My punishment might well warn birds to watch / Their tongues and take no risks.

Crow, Book 2

In this myth a crow warns a raven about how Minerva punished him for telling her that Aglauros had opened a box against Minerva's wishes. Many of the myths serve as similar cautionary tales.


My arts ... have brought/Heaven's wrath upon me. Would I'd never known the future!

Ocyrhoe, Book 2

Ocyrhoe delivers a prophecy to her father, the Centaur Chiron, about his death. Her prediction is unsettling to them both. She laments and curses her gift, since to know the future is not necessarily to see a happy outcome. She recognizes that her father will suffer, and it pains her. Prophecies in Metamorphoses, whether they predict positive or negative outcomes, are a reminder of the presence of fate and its power to dictate the lives of gods and mortals. Ocyrhoe's prophecy cannot prevent her father's painful demise, hence her wish that she had "never known the future." It is the fates who change her into a horse for telling her father more than he should know.


Oh, now I know for sure / The image is my own; it's for myself / I burn with love.

Narcissus, Book 3

Narcissus falls in love with his own reflection, which dooms him. He finds himself at an emotional dead end, and takes his own life when he realizes he'll never be able to love anyone else. Narcissus's predicament is a punishment by the gods for being conceited about his beauty and mocking his admirers as inferior.


Her prayer found gods to hear; both bodies merged / In one, both blended in one form and face.

Narrator, Book 4

Salmacis, a water nymph, falls in love with Hermaphroditus, who comes to swim in her "magic pool." After he rejects her she asks the gods to join their bodies together as one body, so they can never be separated again. The gods grant her wish and they become "one body then that neither seemed and both," because it is both genders and neither at the same time. Salmacis may get her wish, but Hermaphroditus feels "weakened" by the transformation because he is no longer fully male, suggesting a less-than-romantic outcome, at least from his perspective. Ovid often plays with gender in thought-provoking ways in the poem, with characters like Tiresias, who changes from male to female and back, or Caenis, who asks to become male to avoid being raped by the gods.


The banquet suddenly /Transformed to tumult, like a quiet sea / That winds in fury rouse to raging waves.

Narrator, Book 5

This moment depicts a scene during the wedding banquet for Perseus and Andromeda. Andromeda's former fiancé Phineus challenges Perseus, whose men attack him, causing a "tumult" in the form of a bloody brawl. Here Ovid's choice of words for his simile provides a vivid image of how quickly the atmosphere changes from celebratory to violent.
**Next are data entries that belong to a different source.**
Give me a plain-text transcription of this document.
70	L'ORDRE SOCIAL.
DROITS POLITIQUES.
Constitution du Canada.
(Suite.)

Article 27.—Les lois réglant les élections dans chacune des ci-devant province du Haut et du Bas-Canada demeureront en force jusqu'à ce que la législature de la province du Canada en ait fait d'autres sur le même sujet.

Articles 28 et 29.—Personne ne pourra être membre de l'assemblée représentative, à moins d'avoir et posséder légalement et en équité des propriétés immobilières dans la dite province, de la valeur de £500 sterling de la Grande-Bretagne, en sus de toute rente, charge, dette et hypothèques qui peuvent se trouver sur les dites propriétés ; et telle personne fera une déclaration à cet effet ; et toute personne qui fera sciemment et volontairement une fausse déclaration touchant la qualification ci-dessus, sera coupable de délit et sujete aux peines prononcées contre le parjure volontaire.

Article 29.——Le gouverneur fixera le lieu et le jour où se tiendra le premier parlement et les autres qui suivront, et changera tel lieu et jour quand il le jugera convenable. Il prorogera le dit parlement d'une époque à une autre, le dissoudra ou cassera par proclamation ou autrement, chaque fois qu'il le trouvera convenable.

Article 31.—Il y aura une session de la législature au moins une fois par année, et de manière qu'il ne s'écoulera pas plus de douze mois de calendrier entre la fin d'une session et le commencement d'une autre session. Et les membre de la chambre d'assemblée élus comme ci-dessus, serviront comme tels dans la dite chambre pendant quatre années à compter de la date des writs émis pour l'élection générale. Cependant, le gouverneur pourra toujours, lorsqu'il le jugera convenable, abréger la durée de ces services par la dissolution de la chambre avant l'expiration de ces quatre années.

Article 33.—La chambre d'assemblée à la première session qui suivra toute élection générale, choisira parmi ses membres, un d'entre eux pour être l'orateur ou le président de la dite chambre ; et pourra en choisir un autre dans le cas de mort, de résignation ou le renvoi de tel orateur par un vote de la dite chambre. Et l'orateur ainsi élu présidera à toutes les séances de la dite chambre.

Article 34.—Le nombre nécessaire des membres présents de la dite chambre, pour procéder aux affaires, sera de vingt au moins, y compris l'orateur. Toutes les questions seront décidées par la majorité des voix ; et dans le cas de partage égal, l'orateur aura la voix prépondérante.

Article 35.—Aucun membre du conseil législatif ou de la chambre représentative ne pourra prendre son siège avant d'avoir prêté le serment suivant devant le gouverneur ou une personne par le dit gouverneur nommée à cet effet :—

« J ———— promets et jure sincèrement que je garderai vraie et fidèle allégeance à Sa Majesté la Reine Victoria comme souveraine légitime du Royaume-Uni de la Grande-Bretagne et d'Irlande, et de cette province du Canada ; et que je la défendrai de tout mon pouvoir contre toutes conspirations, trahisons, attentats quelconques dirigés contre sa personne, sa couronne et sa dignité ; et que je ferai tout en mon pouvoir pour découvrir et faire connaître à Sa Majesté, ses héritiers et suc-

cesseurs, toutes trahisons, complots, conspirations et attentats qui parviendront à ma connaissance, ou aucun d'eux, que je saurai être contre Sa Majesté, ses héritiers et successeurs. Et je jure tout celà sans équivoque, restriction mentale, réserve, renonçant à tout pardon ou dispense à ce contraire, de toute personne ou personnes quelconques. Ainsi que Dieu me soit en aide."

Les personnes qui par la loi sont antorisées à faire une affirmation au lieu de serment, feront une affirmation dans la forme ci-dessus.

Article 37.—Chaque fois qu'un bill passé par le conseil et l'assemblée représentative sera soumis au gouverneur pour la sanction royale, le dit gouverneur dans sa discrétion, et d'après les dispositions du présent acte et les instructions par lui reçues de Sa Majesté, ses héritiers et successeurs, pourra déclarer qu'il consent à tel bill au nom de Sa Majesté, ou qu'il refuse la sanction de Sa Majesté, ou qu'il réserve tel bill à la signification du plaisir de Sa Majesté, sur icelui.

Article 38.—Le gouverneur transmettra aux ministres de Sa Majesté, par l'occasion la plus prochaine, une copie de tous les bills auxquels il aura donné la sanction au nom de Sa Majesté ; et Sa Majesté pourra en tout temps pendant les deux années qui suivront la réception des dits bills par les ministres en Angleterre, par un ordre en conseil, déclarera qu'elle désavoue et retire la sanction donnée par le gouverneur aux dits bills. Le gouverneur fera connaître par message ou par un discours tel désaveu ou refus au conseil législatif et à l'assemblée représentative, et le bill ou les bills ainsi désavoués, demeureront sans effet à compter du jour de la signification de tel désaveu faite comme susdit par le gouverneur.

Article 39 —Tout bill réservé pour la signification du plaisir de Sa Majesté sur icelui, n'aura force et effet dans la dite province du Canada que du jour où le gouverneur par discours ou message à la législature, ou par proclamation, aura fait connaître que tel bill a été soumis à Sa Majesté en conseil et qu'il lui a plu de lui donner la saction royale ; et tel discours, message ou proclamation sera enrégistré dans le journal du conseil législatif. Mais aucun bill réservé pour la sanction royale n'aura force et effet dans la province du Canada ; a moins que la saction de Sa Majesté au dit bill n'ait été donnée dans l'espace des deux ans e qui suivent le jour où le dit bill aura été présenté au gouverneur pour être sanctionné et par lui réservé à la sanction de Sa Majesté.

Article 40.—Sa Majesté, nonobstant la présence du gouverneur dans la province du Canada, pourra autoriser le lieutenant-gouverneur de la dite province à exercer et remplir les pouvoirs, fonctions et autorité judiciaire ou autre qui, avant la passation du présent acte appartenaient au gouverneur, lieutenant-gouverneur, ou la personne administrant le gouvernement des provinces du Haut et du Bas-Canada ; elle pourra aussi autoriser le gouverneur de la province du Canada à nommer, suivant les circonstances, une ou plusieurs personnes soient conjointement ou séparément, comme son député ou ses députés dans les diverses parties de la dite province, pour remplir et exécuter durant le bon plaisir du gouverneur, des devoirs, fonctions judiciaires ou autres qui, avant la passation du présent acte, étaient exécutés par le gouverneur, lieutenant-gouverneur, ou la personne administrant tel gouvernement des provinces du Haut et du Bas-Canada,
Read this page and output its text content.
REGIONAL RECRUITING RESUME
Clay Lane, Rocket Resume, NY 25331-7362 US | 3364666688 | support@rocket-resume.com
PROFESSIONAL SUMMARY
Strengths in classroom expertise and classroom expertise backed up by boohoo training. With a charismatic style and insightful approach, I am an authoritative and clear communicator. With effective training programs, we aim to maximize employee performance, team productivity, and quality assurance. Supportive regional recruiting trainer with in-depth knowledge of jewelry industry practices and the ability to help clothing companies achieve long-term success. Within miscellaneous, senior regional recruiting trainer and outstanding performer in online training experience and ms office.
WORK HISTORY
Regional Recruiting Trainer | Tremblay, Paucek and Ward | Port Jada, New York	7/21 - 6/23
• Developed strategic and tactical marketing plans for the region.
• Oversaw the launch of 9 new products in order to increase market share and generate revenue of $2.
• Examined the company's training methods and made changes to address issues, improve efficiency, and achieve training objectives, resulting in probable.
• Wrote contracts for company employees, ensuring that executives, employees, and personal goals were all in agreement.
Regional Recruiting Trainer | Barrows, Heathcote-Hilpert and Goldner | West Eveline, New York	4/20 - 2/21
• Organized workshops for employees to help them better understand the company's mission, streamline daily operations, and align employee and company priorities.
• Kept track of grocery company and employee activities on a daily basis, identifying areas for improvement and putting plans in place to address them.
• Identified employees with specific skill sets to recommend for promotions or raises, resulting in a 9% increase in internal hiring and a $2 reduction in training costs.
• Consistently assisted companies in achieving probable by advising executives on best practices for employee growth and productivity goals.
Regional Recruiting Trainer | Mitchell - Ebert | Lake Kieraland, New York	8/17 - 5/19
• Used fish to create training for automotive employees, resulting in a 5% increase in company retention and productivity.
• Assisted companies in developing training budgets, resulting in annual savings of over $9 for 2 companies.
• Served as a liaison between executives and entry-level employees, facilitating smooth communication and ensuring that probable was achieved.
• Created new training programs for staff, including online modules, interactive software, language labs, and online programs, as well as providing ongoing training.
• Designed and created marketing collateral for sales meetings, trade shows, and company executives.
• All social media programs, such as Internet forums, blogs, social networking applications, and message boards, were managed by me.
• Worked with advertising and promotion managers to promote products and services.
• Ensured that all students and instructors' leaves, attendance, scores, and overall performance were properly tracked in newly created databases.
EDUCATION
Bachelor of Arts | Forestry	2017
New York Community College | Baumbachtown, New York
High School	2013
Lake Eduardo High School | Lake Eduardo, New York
This, in turn, mirrors the many sudden shifts of emotion—lust, love, anger, grief—that occur in Metamorphoses, and reinforces Ovid's belief that the world is in a state of constant flux.


My wretchedness /Still gives me more than you your happiness: / After so many deaths I triumph still!

Niobe, Book 6

The gods are sensitive to any sense of contempt from mortals. Competing with the gods is a game humans will likely lose. Niobe is proud of her ability to give birth to a large number of children. She assumes she is superior to the goddess of childbirth herself, Latona, who only has a set of twins. Here Niobe flaunts her disrespect for the gods even after Latona murders half of Niobe's children as punishment for her hubris. Whether Niobe is being defiant or is simply unable to let go of her feeling of superiority is hard to say, but the cost is one of the highest in Metamorphoses: her remaining seven children are also slaughtered. This seems severe even by the gods' standards, and may make readers question whether the punishment fits the crime.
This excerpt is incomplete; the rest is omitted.